We can illustrate this ingenious scoring method by returning to our initial example, the aptly-named case of Gamble v. United States. Taking into account the number of amicus briefs that were submitted in this case, we reasoned there is a 37% probability (f_x = 0.37) that SCOTUS will overrule the “separate sovereigns” doctrine when it decides Gamble. Therefore, if this unlikely event were to occur, o_x will assume the value 1; if it does not occur, o_x is zero. Given this prediction, my Brier score for this forecast can be calculated as follows: (1) if SCOTUS does decide to overrule itself in Gamble, my Brier Score is going to be (0.37 – 1)² = (– 0.63)² = 0.3969; (2) if, however, SCOTUS decides to not overrule the precedent, my Brier Score is (0.37 – 0)² = (0.37)² = 0.1369. [*]

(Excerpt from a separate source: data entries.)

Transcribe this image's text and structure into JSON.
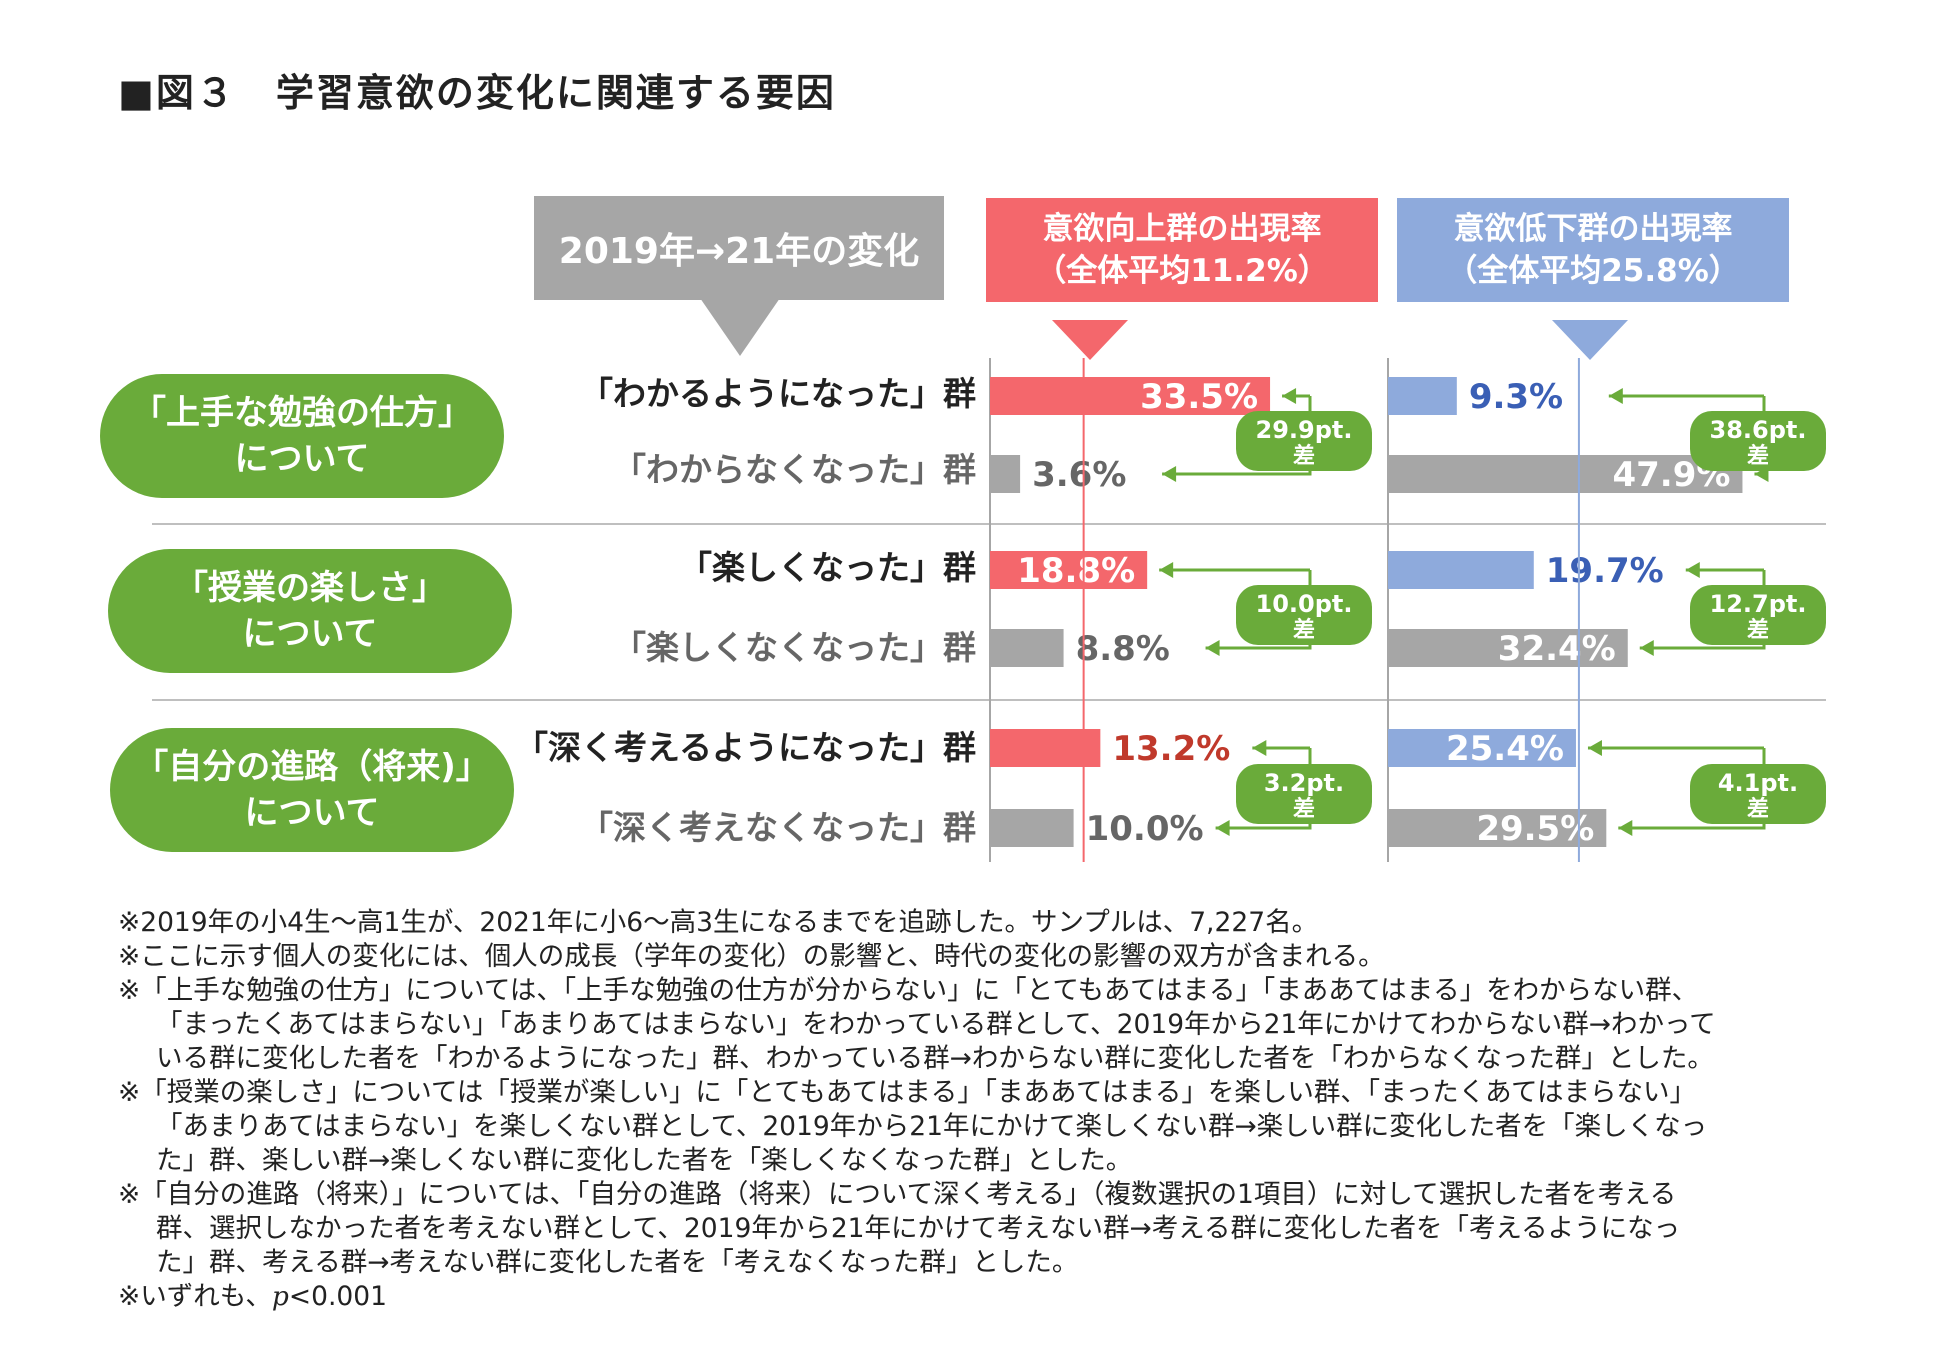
{
  "title": "■図３　学習意欲の変化に関連する要因",
  "headers": {
    "change": "2019年→21年の変化",
    "up_line1": "意欲向上群の出現率",
    "up_line2": "（全体平均11.2%）",
    "down_line1": "意欲低下群の出現率",
    "down_line2": "（全体平均25.8%）"
  },
  "topics": [
    {
      "line1": "「上手な勉強の仕方」",
      "line2": "について"
    },
    {
      "line1": "「授業の楽しさ」",
      "line2": "について"
    },
    {
      "line1": "「自分の進路（将来)」",
      "line2": "について"
    }
  ],
  "group_labels": [
    [
      "「わかるようになった」群",
      "「わからなくなった」群"
    ],
    [
      "「楽しくなった」群",
      "「楽しくなくなった」群"
    ],
    [
      "「深く考えるようになった」群",
      "「深く考えなくなった」群"
    ]
  ],
  "colors": {
    "up_bar": "#f4676c",
    "down_bar": "#8eaadc",
    "gray_bar": "#a6a6a6",
    "green": "#6aab3a",
    "highlight_red": "#c0392b",
    "highlight_blue": "#3a5fb5"
  },
  "chart_data": {
    "type": "bar",
    "title": "学習意欲の変化に関連する要因",
    "xlim": [
      0,
      60
    ],
    "series": [
      {
        "name": "意欲向上群の出現率",
        "average": 11.2
      },
      {
        "name": "意欲低下群の出現率",
        "average": 25.8
      }
    ],
    "groups": [
      {
        "topic": "「上手な勉強の仕方」について",
        "up": {
          "improved": "33.5%",
          "worsened": "3.6%",
          "improved_value": 33.5,
          "worsened_value": 3.6,
          "diff": [
            "29.9pt.",
            "差"
          ]
        },
        "down": {
          "improved": "9.3%",
          "worsened": "47.9%",
          "improved_value": 9.3,
          "worsened_value": 47.9,
          "diff": [
            "38.6pt.",
            "差"
          ]
        }
      },
      {
        "topic": "「授業の楽しさ」について",
        "up": {
          "improved": "18.8%",
          "worsened": "8.8%",
          "improved_value": 18.8,
          "worsened_value": 8.8,
          "diff": [
            "10.0pt.",
            "差"
          ]
        },
        "down": {
          "improved": "19.7%",
          "worsened": "32.4%",
          "improved_value": 19.7,
          "worsened_value": 32.4,
          "diff": [
            "12.7pt.",
            "差"
          ]
        }
      },
      {
        "topic": "「自分の進路（将来)」について",
        "up": {
          "improved": "13.2%",
          "worsened": "10.0%",
          "improved_value": 13.2,
          "worsened_value": 10.0,
          "diff": [
            "3.2pt.",
            "差"
          ]
        },
        "down": {
          "improved": "25.4%",
          "worsened": "29.5%",
          "improved_value": 25.4,
          "worsened_value": 29.5,
          "diff": [
            "4.1pt.",
            "差"
          ]
        }
      }
    ]
  },
  "notes": [
    "※2019年の小4生～高1生が、2021年に小6～高3生になるまでを追跡した。サンプルは、7,227名。",
    "※ここに示す個人の変化には、個人の成長（学年の変化）の影響と、時代の変化の影響の双方が含まれる。",
    "※「上手な勉強の仕方」については、「上手な勉強の仕方が分からない」に「とてもあてはまる」「まああてはまる」をわからない群、",
    "「まったくあてはまらない」「あまりあてはまらない」をわかっている群として、2019年から21年にかけてわからない群→わかって",
    "いる群に変化した者を「わかるようになった」群、わかっている群→わからない群に変化した者を「わからなくなった群」とした。",
    "※「授業の楽しさ」については「授業が楽しい」に「とてもあてはまる」「まああてはまる」を楽しい群、「まったくあてはまらない」",
    "「あまりあてはまらない」を楽しくない群として、2019年から21年にかけて楽しくない群→楽しい群に変化した者を「楽しくなっ",
    "た」群、楽しい群→楽しくない群に変化した者を「楽しくなくなった群」とした。",
    "※「自分の進路（将来）」については、「自分の進路（将来）について深く考える」（複数選択の1項目）に対して選択した者を考える",
    "群、選択しなかった者を考えない群として、2019年から21年にかけて考えない群→考える群に変化した者を「考えるようになっ",
    "た」群、考える群→考えない群に変化した者を「考えなくなった群」とした。"
  ],
  "last_note": {
    "prefix": "※いずれも、",
    "italic": "p",
    "suffix": "<0.001"
  }
}
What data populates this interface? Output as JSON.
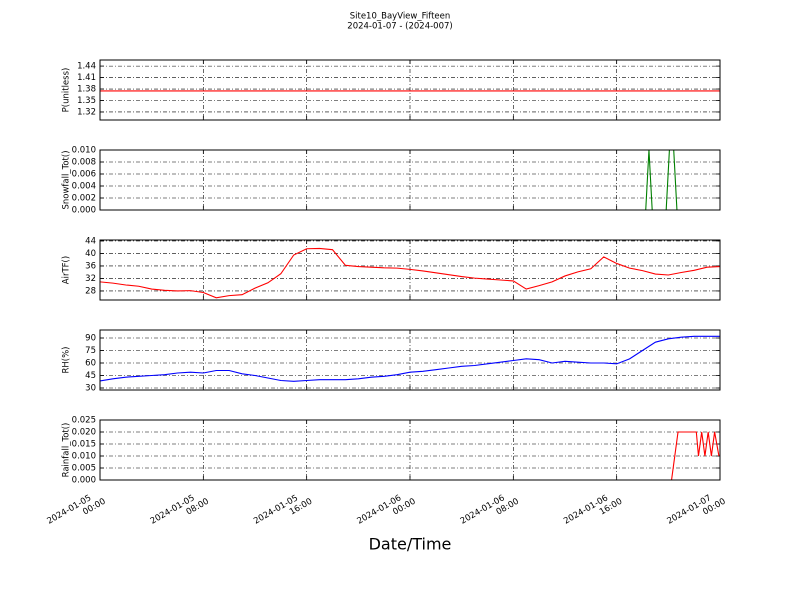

Notice that my Brier score is higher when SCOTUS does not change the jurisprudential status quo, i.e. when it does not overrule its precedents. Why? Because saying there is 37% probability that an event x will happen (e.g. a change in the status quo) is equivalent to saying there is a 63% that x will not happen (e.g. the status quo will remain), so I should receive a higher score if x does not happen. That said, a single forecast is not enough to measure my forecasting acumen. To truly measure the forecasting accuracy of my Bayesian methods (and of my use of amicus briefs as a proxy for whether the status quo will change or not), we must make a large number of forecasts. For instance, if my Bayesian prediction model is a good one, SCOTUS will change the status quo close to 37% of the time in the entire population of cases in which my model predicts such a change. We will thus assemble a larger database of cases with which to test our model, and we will report our results in a future post. In the meantime, Happy New Year!

Source: David Lowe (Scrum & Kanban)

[*] What if I had stuck to my initial base rate and predicted a 13% probability (f_x = 0.13) that SCOTUS will overrule the “separate sovereigns” doctrine in Gamble. In that case (pun intended), if SCOTUS were to overrule itself, my Brier Score would be (0.13 – 1)² = (– 0.87)² = 0.7569. (In the alternative, if SCOTUS were to retain the status quo, my Brier Score would be (0.13 – 0)² = (0.13)² = 0.0169.) In other words, I could play it “safe” and stick with my base rate, but a prediction based on my base rate alone does not score as high as a prediction based on my Bayesian updating procedure if the prediction comes true, since 0.3969 is closer to zero than 0.7569.